Hacker News new | ask | show | jobs
by ZeroCool2u 1319 days ago
This is super cool. I just tried the default prompt on my iPhone 13 with the image size set to 768x512 and using the 3D Model (Redshift v1) and it just crashed the whole phone and restarted. Just like when I get BSOD's at work on my Windows GPU desktop :)
1 comments

You should see a warning when selecting that size? 4GiB model cannot run at that resolution until someone implemented FlashAttention on Metal :)
Nice work :)

Porting FlashAttention to Metal will be quite hard. Because for performance reasons, they did a lot of shenanigans to respect the memory hierarchy.

Thankfully, you can probably do something slower but more adapted to your memory constraints.

If you relax this need for performance and allow some re-computations, you can write a qkvatt function which takes q,k,v and a buffer to store the resulting attention, and compute without needing any extra memory.

The algorithm is still quadratic in time with respect to the attention horizon (although with a bigger constant (2x or 3x) due to the re computation). But it doesn't need any extra memory allocation which makes it easy to parallelize.

Alternatively you can use an O(attention horizon * number of thread in parallel) (like flash attention) extra memory buffer to avoid the re-computation.

Concerning the backward pass, that's the same thing, you don't need extra memory if you are willing to do some re-computation, or linear in attention horizon to not do re-computation.

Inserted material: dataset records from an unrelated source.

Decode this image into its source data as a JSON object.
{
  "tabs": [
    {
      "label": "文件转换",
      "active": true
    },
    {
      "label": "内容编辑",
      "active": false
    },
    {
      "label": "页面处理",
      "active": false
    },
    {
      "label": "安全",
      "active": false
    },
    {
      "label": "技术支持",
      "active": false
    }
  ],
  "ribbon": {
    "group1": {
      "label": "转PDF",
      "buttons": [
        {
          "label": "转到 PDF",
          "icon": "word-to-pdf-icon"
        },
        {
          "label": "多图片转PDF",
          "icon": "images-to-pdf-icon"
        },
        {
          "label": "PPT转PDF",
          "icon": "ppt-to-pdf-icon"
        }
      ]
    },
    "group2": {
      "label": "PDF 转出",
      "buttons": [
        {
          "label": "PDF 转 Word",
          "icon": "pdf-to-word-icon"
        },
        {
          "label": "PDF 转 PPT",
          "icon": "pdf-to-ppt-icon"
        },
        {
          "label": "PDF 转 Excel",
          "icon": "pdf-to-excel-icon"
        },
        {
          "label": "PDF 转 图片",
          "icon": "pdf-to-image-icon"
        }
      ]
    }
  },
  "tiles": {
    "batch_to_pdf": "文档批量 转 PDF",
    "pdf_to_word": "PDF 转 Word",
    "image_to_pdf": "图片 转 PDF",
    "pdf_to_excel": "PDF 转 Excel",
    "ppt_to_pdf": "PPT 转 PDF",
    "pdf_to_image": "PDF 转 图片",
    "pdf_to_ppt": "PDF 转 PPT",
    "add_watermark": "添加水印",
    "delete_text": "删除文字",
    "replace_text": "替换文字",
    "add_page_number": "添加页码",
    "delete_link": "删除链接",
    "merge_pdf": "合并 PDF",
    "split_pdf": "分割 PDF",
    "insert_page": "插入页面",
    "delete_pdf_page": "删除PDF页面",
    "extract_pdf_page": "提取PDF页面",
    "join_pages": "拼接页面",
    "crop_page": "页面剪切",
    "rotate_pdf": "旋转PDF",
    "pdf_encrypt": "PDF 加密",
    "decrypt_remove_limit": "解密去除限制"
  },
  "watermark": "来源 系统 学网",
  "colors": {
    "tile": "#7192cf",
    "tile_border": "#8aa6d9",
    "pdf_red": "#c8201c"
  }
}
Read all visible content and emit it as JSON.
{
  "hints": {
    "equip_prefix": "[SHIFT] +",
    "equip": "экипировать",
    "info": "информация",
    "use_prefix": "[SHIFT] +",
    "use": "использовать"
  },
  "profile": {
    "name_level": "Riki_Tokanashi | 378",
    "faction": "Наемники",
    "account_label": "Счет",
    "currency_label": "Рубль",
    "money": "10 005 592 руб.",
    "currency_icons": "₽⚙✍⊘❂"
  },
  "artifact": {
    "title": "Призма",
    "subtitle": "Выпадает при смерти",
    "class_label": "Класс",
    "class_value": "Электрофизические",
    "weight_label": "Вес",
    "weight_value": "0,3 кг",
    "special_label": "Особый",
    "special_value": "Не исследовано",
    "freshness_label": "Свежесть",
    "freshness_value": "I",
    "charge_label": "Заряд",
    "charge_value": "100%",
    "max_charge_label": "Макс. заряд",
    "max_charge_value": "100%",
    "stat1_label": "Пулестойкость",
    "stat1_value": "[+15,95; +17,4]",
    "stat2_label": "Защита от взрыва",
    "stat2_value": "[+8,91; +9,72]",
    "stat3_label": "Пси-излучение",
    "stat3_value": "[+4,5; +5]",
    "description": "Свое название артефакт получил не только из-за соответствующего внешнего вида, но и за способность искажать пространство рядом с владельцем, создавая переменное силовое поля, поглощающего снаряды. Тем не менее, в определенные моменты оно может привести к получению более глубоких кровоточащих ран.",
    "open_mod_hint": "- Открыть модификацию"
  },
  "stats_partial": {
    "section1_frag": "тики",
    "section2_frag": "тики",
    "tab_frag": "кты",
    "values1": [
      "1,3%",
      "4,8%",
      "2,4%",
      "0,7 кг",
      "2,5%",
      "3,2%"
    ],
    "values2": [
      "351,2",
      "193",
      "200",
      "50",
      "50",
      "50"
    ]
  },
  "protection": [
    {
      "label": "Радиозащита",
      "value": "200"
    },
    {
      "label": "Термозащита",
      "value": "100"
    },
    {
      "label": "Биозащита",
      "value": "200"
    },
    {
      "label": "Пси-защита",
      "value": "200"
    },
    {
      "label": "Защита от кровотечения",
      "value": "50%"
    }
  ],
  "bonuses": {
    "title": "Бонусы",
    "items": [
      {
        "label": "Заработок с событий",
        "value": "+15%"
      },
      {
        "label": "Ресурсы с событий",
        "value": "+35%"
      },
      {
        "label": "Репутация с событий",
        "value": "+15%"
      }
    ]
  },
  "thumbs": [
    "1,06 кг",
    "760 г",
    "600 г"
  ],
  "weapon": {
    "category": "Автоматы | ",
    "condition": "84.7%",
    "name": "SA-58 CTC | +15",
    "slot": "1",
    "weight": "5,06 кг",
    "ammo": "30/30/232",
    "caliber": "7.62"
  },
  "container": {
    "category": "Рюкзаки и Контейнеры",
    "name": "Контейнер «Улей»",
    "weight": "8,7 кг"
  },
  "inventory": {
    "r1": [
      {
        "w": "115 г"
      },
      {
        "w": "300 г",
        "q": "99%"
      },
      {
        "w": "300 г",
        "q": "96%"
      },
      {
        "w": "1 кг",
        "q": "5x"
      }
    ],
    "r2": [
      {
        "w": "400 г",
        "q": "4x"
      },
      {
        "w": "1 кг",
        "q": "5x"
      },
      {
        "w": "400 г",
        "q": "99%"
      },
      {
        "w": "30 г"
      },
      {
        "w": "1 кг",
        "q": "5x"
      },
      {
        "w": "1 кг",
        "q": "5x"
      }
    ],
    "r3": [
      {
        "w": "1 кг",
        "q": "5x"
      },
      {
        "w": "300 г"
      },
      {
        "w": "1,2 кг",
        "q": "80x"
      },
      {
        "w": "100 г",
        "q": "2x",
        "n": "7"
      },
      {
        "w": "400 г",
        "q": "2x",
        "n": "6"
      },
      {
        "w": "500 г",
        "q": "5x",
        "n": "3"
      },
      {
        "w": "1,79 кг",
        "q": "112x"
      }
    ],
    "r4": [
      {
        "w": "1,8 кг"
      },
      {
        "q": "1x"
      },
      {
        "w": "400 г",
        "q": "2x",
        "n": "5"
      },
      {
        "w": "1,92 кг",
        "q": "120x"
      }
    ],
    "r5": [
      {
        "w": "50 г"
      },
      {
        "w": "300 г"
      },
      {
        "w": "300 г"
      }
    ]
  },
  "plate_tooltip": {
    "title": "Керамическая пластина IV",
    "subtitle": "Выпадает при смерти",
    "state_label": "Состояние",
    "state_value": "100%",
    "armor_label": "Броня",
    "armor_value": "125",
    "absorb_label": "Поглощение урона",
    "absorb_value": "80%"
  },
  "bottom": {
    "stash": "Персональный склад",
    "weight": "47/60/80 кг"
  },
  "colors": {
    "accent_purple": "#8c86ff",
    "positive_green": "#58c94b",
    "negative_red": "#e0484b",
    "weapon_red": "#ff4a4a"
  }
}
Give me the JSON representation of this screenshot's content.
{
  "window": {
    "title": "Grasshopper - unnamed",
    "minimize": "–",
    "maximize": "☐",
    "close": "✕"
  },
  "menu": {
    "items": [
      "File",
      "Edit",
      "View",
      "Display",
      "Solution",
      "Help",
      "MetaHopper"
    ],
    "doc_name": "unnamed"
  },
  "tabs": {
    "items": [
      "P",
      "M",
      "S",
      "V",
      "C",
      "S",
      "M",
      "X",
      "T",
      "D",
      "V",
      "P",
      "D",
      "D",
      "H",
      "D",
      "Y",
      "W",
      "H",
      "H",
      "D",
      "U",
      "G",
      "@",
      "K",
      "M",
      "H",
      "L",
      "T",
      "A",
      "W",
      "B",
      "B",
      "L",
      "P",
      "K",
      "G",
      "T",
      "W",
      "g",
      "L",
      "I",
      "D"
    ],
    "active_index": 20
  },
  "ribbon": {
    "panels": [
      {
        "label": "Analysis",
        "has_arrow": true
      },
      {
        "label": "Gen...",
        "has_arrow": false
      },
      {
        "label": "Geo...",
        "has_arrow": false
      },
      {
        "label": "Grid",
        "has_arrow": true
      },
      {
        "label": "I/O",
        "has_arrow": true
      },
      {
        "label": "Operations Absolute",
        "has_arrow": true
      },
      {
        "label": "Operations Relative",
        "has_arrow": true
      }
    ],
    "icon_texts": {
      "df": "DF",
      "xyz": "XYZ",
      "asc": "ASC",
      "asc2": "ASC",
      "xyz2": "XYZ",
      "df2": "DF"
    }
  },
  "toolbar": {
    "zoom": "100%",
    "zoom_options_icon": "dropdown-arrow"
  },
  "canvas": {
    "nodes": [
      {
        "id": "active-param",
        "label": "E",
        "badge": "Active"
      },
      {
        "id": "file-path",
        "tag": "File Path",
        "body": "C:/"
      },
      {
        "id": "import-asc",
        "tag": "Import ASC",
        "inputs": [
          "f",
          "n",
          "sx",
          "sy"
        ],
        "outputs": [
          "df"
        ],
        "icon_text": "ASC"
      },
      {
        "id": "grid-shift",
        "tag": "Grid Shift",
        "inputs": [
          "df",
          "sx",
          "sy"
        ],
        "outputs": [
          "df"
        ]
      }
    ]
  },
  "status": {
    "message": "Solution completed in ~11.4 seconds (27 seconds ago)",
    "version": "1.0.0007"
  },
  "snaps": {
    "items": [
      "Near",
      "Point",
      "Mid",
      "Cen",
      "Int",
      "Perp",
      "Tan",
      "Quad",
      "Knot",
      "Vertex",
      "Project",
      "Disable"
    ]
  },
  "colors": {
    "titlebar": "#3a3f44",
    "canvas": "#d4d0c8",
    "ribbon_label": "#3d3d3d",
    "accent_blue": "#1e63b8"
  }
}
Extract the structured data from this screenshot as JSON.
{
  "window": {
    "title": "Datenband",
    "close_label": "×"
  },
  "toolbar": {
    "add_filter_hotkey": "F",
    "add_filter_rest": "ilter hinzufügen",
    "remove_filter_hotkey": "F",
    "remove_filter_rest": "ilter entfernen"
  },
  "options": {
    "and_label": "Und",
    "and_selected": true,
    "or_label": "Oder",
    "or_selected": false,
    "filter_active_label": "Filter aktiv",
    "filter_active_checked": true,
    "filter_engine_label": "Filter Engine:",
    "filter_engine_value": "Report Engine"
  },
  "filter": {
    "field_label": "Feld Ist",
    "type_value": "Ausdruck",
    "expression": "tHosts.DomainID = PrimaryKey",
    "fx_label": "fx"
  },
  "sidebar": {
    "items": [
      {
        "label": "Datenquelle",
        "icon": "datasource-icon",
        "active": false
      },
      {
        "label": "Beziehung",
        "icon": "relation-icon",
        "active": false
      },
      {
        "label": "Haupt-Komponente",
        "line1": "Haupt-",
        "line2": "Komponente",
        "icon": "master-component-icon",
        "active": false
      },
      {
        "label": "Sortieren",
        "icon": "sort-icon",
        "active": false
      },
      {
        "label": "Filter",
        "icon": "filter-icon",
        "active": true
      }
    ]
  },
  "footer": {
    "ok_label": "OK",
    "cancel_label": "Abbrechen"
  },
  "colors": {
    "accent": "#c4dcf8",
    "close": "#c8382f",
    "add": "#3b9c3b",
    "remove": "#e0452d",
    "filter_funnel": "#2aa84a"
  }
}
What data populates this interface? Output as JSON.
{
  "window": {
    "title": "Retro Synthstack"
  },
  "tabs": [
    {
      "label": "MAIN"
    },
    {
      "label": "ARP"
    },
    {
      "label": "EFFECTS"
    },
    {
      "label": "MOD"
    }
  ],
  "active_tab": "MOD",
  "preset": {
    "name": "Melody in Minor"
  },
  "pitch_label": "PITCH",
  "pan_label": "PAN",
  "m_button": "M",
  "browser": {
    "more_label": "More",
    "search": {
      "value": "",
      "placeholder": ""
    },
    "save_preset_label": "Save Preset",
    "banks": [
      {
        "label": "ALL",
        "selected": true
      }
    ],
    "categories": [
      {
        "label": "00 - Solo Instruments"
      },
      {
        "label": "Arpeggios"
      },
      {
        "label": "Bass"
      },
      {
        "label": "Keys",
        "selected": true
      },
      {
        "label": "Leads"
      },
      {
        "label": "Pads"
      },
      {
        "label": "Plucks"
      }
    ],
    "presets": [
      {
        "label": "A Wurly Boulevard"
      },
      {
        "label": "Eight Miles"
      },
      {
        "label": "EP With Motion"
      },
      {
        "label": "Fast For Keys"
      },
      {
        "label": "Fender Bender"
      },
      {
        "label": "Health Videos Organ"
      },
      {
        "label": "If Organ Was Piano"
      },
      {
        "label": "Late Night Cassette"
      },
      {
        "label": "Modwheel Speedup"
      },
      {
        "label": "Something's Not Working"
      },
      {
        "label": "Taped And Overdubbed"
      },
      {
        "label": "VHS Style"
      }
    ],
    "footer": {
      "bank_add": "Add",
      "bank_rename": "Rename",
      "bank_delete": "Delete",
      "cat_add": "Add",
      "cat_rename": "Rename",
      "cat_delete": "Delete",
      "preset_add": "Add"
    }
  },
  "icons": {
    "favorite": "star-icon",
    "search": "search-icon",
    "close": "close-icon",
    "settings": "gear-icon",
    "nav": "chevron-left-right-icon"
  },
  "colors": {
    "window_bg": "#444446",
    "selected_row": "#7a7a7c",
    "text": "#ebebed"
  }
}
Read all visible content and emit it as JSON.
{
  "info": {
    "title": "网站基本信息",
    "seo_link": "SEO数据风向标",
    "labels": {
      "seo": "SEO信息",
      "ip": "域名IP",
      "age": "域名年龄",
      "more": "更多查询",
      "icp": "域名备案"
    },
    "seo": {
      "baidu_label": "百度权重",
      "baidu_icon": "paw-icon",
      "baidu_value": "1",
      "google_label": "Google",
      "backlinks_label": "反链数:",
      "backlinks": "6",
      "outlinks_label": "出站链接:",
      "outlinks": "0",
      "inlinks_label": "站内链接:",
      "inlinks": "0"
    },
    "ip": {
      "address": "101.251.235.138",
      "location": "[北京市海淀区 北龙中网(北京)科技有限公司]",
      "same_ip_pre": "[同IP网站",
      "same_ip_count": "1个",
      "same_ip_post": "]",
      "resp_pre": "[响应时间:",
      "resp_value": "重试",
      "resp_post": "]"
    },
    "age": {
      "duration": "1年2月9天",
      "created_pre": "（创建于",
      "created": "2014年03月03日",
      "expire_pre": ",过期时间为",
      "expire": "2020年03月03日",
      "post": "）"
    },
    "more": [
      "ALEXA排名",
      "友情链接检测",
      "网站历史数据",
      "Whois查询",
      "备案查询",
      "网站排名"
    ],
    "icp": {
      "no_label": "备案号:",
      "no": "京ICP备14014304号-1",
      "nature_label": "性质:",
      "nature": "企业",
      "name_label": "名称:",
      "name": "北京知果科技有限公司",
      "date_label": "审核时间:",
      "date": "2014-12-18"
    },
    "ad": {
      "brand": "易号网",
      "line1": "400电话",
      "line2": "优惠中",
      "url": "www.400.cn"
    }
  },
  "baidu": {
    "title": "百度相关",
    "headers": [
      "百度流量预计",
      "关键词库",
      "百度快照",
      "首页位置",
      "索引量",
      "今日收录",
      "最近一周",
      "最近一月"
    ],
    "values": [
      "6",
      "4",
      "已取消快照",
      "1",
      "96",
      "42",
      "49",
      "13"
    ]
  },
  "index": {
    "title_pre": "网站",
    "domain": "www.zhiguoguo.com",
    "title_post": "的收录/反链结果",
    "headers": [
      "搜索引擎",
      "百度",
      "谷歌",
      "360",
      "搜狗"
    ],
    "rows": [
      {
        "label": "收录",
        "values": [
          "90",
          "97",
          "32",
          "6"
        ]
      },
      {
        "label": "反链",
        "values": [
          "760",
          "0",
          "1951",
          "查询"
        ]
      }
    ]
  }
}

One interesting thing to notice in the backward pass, is that it doesn't use the attn of the forward pass, so it doesn't need to be kept preserved (only need to preserve Q,K,V).

One little caveat of the backward pass (which you only need for training) is that it needs atomic_add to be easy to parallelize. This mean, it will be hard on Metal (afaik they don't have atomics for floats though they do have atomics for integer so you can probably use fixed points numbers).

I did, it's fully my fault, I just wanted to see what would happen.

Love the work, really great job!